Many thanks for reminding me of Cyclone. (I didn’t realise that there was an OS X version.) This should solve my problem for the time being.


Thank you for the report, we will look into this. Please could you send some example files (if possible) where you state the encoding and maybe a PDF printout (so we know what it should look like) to our support email address (you can use the “Help->Support” menu item for this). Please use the subject: “bug #40”.


annard, I’ve sent example files regarding bug #40 to the support. Thanks for your attention.

I was hoping that this bug might have been fixed in DTP 1.2, but it does not appear to have been. Is there any possibility of having it fixed in the future?


I’ve been importing a lot of Chinese web archives. They’re usually encoded in GB. The pages import correctly but the titles show up garbled. DEVONThink could read the title of the page and then set the proper title.

I also have this issue being dealt with thru email.

Could you send me an example archive or URL? Then I could check this over here - thank you!

Sure. I also emailed you a few minutes ago. Any GB link like this:

I haven’t tried Big5 but I assume any non-unicode Asian language would act like this.

I’m using the bookmarklet to archive from Safari. I’m not sure if other methods would work the same.

This problem doesn’t seem to exist with Chinese files. I’ve just tried to import a TextEdit RTF file into DT four times, using each time different Unicode and non-Unicode fonts for both traditional and simplified graphs. DT displays all four files perfectly. Searches also work fine.

Then I’ve tried to paste one of the four files (in the Apple Li Song font) into a Word .doc document and to import it into DT. It’s perfectly visible – althought DT (or rather the TextEdit engine of DT) displays it in a different font.

Then I’ve tried to save one of the four TextEdit files as pure text (Format → Make Plain Text) and to import again. This time DT imported the file, but it was entirely blank in the browser window.

In fact it seems just impossible to import pure text files in Chinese into DT, including, unfortunatey, Nisus Classic files (which in my computer are still many hundreds; these files display as pure ASCII gibberish). The easiest options seems to be:

(1) Copy a text file (such as Nisus Classic) into TextEdit, and import that file into DT.

(2) Convert a TextEdit text file to “rich text” (Format → Make Rich Text), save it, and import it into DT.

(3) Create a new “rich text” file within DT (Data → New → Rich Text) and paste your document into it.

If there are no footnotes or other special formatting, all these options seem to work fine with Chinese files. You might try to see if they also work with your Japanese files. In theory, they should.

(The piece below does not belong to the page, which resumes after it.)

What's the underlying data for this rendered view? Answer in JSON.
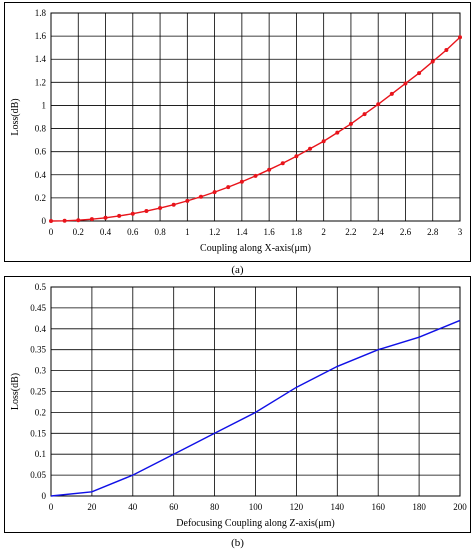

I’ve tried to save that page as a web archive and drag the archive iinto DT. I can read it fine, and the title is displayed properly.

Thanks for the suggestions. (I have a lot of Nisus Classic files too.) All three methods work with Japanese files as well. The only problem is that it would be rather time-consuming doing this with hundreds of individual files. Let’s hope that the import bug will be fixed in the not-too-distant future.

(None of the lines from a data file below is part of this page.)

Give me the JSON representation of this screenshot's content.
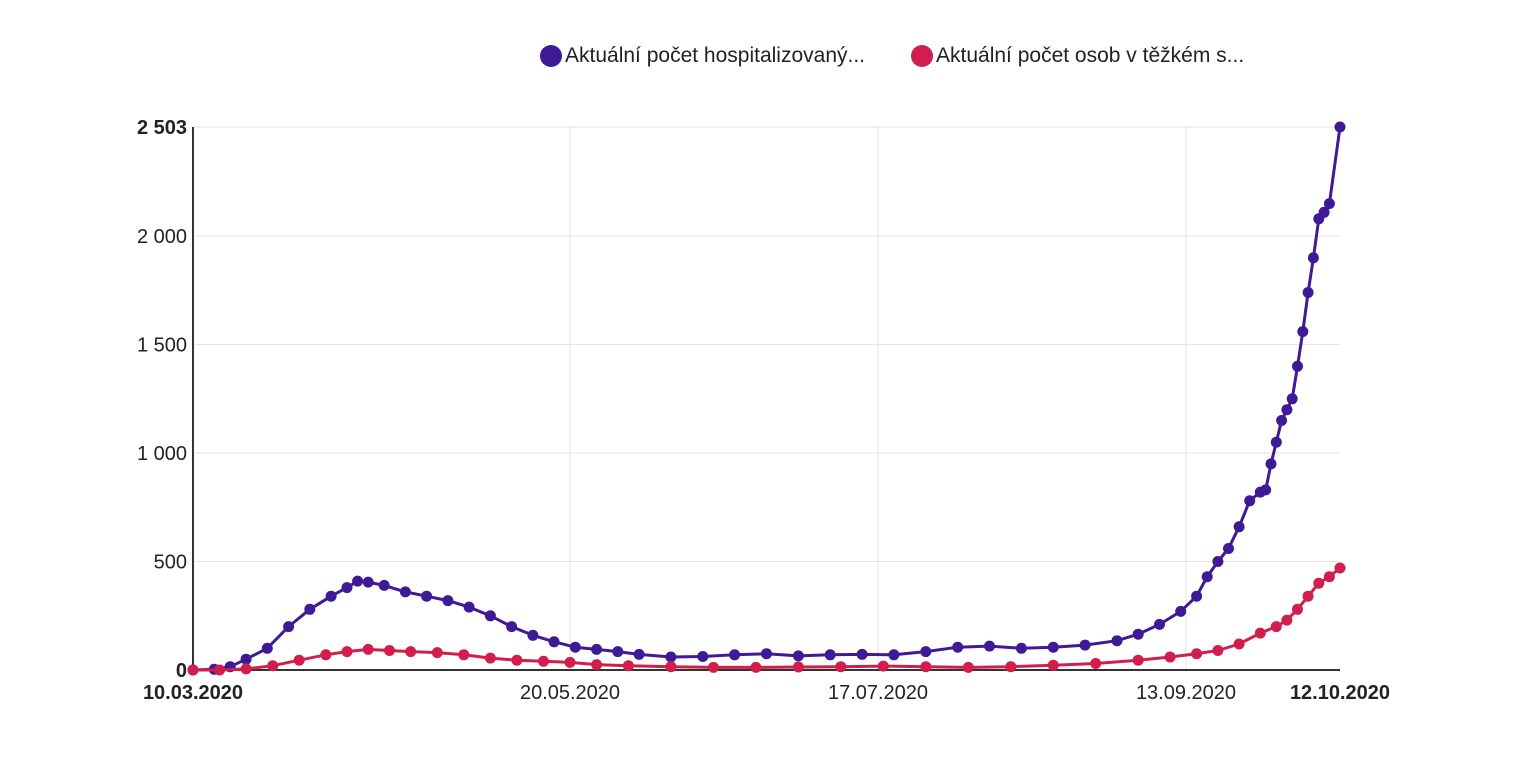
{
  "chart_data": {
    "type": "line",
    "y_max_label": "2 503",
    "y_ticks": [
      {
        "value": 0,
        "label": "0",
        "bold": true
      },
      {
        "value": 500,
        "label": "500",
        "bold": false
      },
      {
        "value": 1000,
        "label": "1 000",
        "bold": false
      },
      {
        "value": 1500,
        "label": "1 500",
        "bold": false
      },
      {
        "value": 2000,
        "label": "2 000",
        "bold": false
      },
      {
        "value": 2503,
        "label": "2 503",
        "bold": true
      }
    ],
    "x_ticks": [
      {
        "date": "2020-03-10",
        "label": "10.03.2020",
        "bold": true
      },
      {
        "date": "2020-05-20",
        "label": "20.05.2020",
        "bold": false
      },
      {
        "date": "2020-07-17",
        "label": "17.07.2020",
        "bold": false
      },
      {
        "date": "2020-09-13",
        "label": "13.09.2020",
        "bold": false
      },
      {
        "date": "2020-10-12",
        "label": "12.10.2020",
        "bold": true
      }
    ],
    "x_range": [
      "2020-03-10",
      "2020-10-12"
    ],
    "y_range": [
      0,
      2503
    ],
    "grid": true,
    "legend_position": "top",
    "series": [
      {
        "name": "Aktuální počet hospitalizovaný...",
        "color": "#3f1a96",
        "points": [
          [
            "2020-03-10",
            0
          ],
          [
            "2020-03-14",
            3
          ],
          [
            "2020-03-17",
            15
          ],
          [
            "2020-03-20",
            50
          ],
          [
            "2020-03-24",
            100
          ],
          [
            "2020-03-28",
            200
          ],
          [
            "2020-04-01",
            280
          ],
          [
            "2020-04-05",
            340
          ],
          [
            "2020-04-08",
            380
          ],
          [
            "2020-04-10",
            410
          ],
          [
            "2020-04-12",
            405
          ],
          [
            "2020-04-15",
            390
          ],
          [
            "2020-04-19",
            360
          ],
          [
            "2020-04-23",
            340
          ],
          [
            "2020-04-27",
            320
          ],
          [
            "2020-05-01",
            290
          ],
          [
            "2020-05-05",
            250
          ],
          [
            "2020-05-09",
            200
          ],
          [
            "2020-05-13",
            160
          ],
          [
            "2020-05-17",
            130
          ],
          [
            "2020-05-21",
            105
          ],
          [
            "2020-05-25",
            95
          ],
          [
            "2020-05-29",
            85
          ],
          [
            "2020-06-02",
            72
          ],
          [
            "2020-06-08",
            60
          ],
          [
            "2020-06-14",
            62
          ],
          [
            "2020-06-20",
            70
          ],
          [
            "2020-06-26",
            75
          ],
          [
            "2020-07-02",
            65
          ],
          [
            "2020-07-08",
            70
          ],
          [
            "2020-07-14",
            72
          ],
          [
            "2020-07-20",
            70
          ],
          [
            "2020-07-26",
            85
          ],
          [
            "2020-08-01",
            105
          ],
          [
            "2020-08-07",
            110
          ],
          [
            "2020-08-13",
            100
          ],
          [
            "2020-08-19",
            105
          ],
          [
            "2020-08-25",
            115
          ],
          [
            "2020-08-31",
            135
          ],
          [
            "2020-09-04",
            165
          ],
          [
            "2020-09-08",
            210
          ],
          [
            "2020-09-12",
            270
          ],
          [
            "2020-09-15",
            340
          ],
          [
            "2020-09-17",
            430
          ],
          [
            "2020-09-19",
            500
          ],
          [
            "2020-09-21",
            560
          ],
          [
            "2020-09-23",
            660
          ],
          [
            "2020-09-25",
            780
          ],
          [
            "2020-09-27",
            820
          ],
          [
            "2020-09-28",
            830
          ],
          [
            "2020-09-29",
            950
          ],
          [
            "2020-09-30",
            1050
          ],
          [
            "2020-10-01",
            1150
          ],
          [
            "2020-10-02",
            1200
          ],
          [
            "2020-10-03",
            1250
          ],
          [
            "2020-10-04",
            1400
          ],
          [
            "2020-10-05",
            1560
          ],
          [
            "2020-10-06",
            1740
          ],
          [
            "2020-10-07",
            1900
          ],
          [
            "2020-10-08",
            2080
          ],
          [
            "2020-10-09",
            2110
          ],
          [
            "2020-10-10",
            2150
          ],
          [
            "2020-10-12",
            2503
          ]
        ]
      },
      {
        "name": "Aktuální počet osob v těžkém s...",
        "color": "#d21e4d",
        "points": [
          [
            "2020-03-10",
            0
          ],
          [
            "2020-03-15",
            0
          ],
          [
            "2020-03-20",
            5
          ],
          [
            "2020-03-25",
            20
          ],
          [
            "2020-03-30",
            45
          ],
          [
            "2020-04-04",
            70
          ],
          [
            "2020-04-08",
            85
          ],
          [
            "2020-04-12",
            95
          ],
          [
            "2020-04-16",
            90
          ],
          [
            "2020-04-20",
            85
          ],
          [
            "2020-04-25",
            80
          ],
          [
            "2020-04-30",
            70
          ],
          [
            "2020-05-05",
            55
          ],
          [
            "2020-05-10",
            45
          ],
          [
            "2020-05-15",
            40
          ],
          [
            "2020-05-20",
            35
          ],
          [
            "2020-05-25",
            25
          ],
          [
            "2020-05-31",
            20
          ],
          [
            "2020-06-08",
            15
          ],
          [
            "2020-06-16",
            12
          ],
          [
            "2020-06-24",
            12
          ],
          [
            "2020-07-02",
            14
          ],
          [
            "2020-07-10",
            15
          ],
          [
            "2020-07-18",
            18
          ],
          [
            "2020-07-26",
            15
          ],
          [
            "2020-08-03",
            12
          ],
          [
            "2020-08-11",
            15
          ],
          [
            "2020-08-19",
            22
          ],
          [
            "2020-08-27",
            30
          ],
          [
            "2020-09-04",
            45
          ],
          [
            "2020-09-10",
            60
          ],
          [
            "2020-09-15",
            75
          ],
          [
            "2020-09-19",
            90
          ],
          [
            "2020-09-23",
            120
          ],
          [
            "2020-09-27",
            170
          ],
          [
            "2020-09-30",
            200
          ],
          [
            "2020-10-02",
            230
          ],
          [
            "2020-10-04",
            280
          ],
          [
            "2020-10-06",
            340
          ],
          [
            "2020-10-08",
            400
          ],
          [
            "2020-10-10",
            430
          ],
          [
            "2020-10-12",
            470
          ]
        ]
      }
    ]
  }
}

Rolf and others with the same problem,

did you try Cyclone? It works fine for me, and it is scriptable. Years ago I had a small AppleScript Application that can convert folders with Cyclone from various formats to others. Send me a pm if you cannot get along scripting Cyclone, I will check my older CDs.

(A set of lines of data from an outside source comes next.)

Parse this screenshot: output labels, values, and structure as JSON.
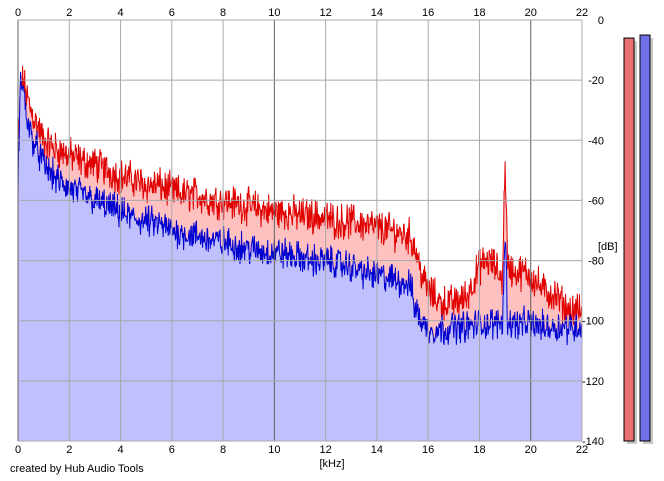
{
  "credit": "created by Hub Audio Tools",
  "chart_data": {
    "type": "area",
    "xlabel": "[kHz]",
    "ylabel": "[dB]",
    "xlim": [
      0,
      22
    ],
    "ylim": [
      -140,
      0
    ],
    "x_ticks": [
      0,
      2,
      4,
      6,
      8,
      10,
      12,
      14,
      16,
      18,
      20,
      22
    ],
    "y_ticks": [
      0,
      -20,
      -40,
      -60,
      -80,
      -100,
      -120,
      -140
    ],
    "grid": true,
    "colors": {
      "red_line": "#e00000",
      "red_fill": "#ffc0c0",
      "blue_line": "#0000d0",
      "blue_fill": "#c0c0ff",
      "grid_minor": "#a8a8a8",
      "grid_major": "#606060"
    },
    "series": [
      {
        "color": "red",
        "x": [
          0,
          0.1,
          0.2,
          0.3,
          0.5,
          0.8,
          1,
          1.5,
          2,
          2.5,
          3,
          3.5,
          4,
          4.5,
          5,
          5.5,
          6,
          6.5,
          7,
          7.5,
          8,
          8.5,
          9,
          9.5,
          10,
          10.5,
          11,
          11.5,
          12,
          12.5,
          13,
          13.5,
          14,
          14.5,
          15,
          15.3,
          15.5,
          15.8,
          16,
          16.5,
          17,
          17.5,
          18,
          18.3,
          18.6,
          18.9,
          19,
          19.1,
          19.4,
          19.8,
          20,
          20.5,
          21,
          21.5,
          22
        ],
        "values": [
          -45,
          -22,
          -20,
          -24,
          -30,
          -36,
          -40,
          -43,
          -45,
          -47,
          -48,
          -50,
          -52,
          -53,
          -55,
          -55,
          -57,
          -58,
          -58,
          -60,
          -60,
          -61,
          -62,
          -63,
          -64,
          -64,
          -65,
          -65,
          -66,
          -67,
          -67,
          -68,
          -69,
          -70,
          -71,
          -72,
          -76,
          -86,
          -90,
          -94,
          -94,
          -92,
          -82,
          -80,
          -82,
          -86,
          -45,
          -82,
          -84,
          -84,
          -85,
          -90,
          -92,
          -97,
          -97
        ]
      },
      {
        "color": "blue",
        "x": [
          0,
          0.1,
          0.2,
          0.3,
          0.5,
          0.8,
          1,
          1.5,
          2,
          2.5,
          3,
          3.5,
          4,
          4.5,
          5,
          5.5,
          6,
          6.5,
          7,
          7.5,
          8,
          8.5,
          9,
          9.5,
          10,
          10.5,
          11,
          11.5,
          12,
          12.5,
          13,
          13.5,
          14,
          14.5,
          15,
          15.3,
          15.5,
          15.8,
          16,
          16.5,
          17,
          17.5,
          18,
          18.3,
          18.6,
          18.9,
          19,
          19.1,
          19.4,
          19.8,
          20,
          20.5,
          21,
          21.5,
          22
        ],
        "values": [
          -55,
          -20,
          -22,
          -30,
          -38,
          -44,
          -48,
          -53,
          -56,
          -58,
          -60,
          -62,
          -64,
          -66,
          -67,
          -68,
          -70,
          -71,
          -72,
          -73,
          -74,
          -75,
          -76,
          -77,
          -77,
          -78,
          -79,
          -80,
          -80,
          -81,
          -82,
          -84,
          -85,
          -86,
          -87,
          -88,
          -96,
          -101,
          -103,
          -103,
          -102,
          -102,
          -101,
          -101,
          -101,
          -100,
          -70,
          -100,
          -101,
          -101,
          -101,
          -102,
          -102,
          -102,
          -102
        ]
      }
    ],
    "level_meters": [
      {
        "color": "red",
        "value": -6
      },
      {
        "color": "blue",
        "value": -5
      }
    ]
  }
}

I did use Cyclone many years ago, but have never tried scripting it. For the time being I’m using TextWrangler to search multiple files of this type. It has the added advantage of showing the search term in context in the results window, an option I would love to see implemented in DTP.


Has there been any progress on this issue? The last message to this thread seems to be from about a year ago.

I am currently evaluating DT for my own use, and the issue of importing Chinese, Japanese and other mixed roman/CJK-language files is of fundamental importance to me. (I work on Chinese and Japanese Buddhism.)

Incidentally, thanks for the intros to Cyclone and TextWrangler. The first I had not heard of and will try immediately; the second I have had on my computer for a while, but never really used.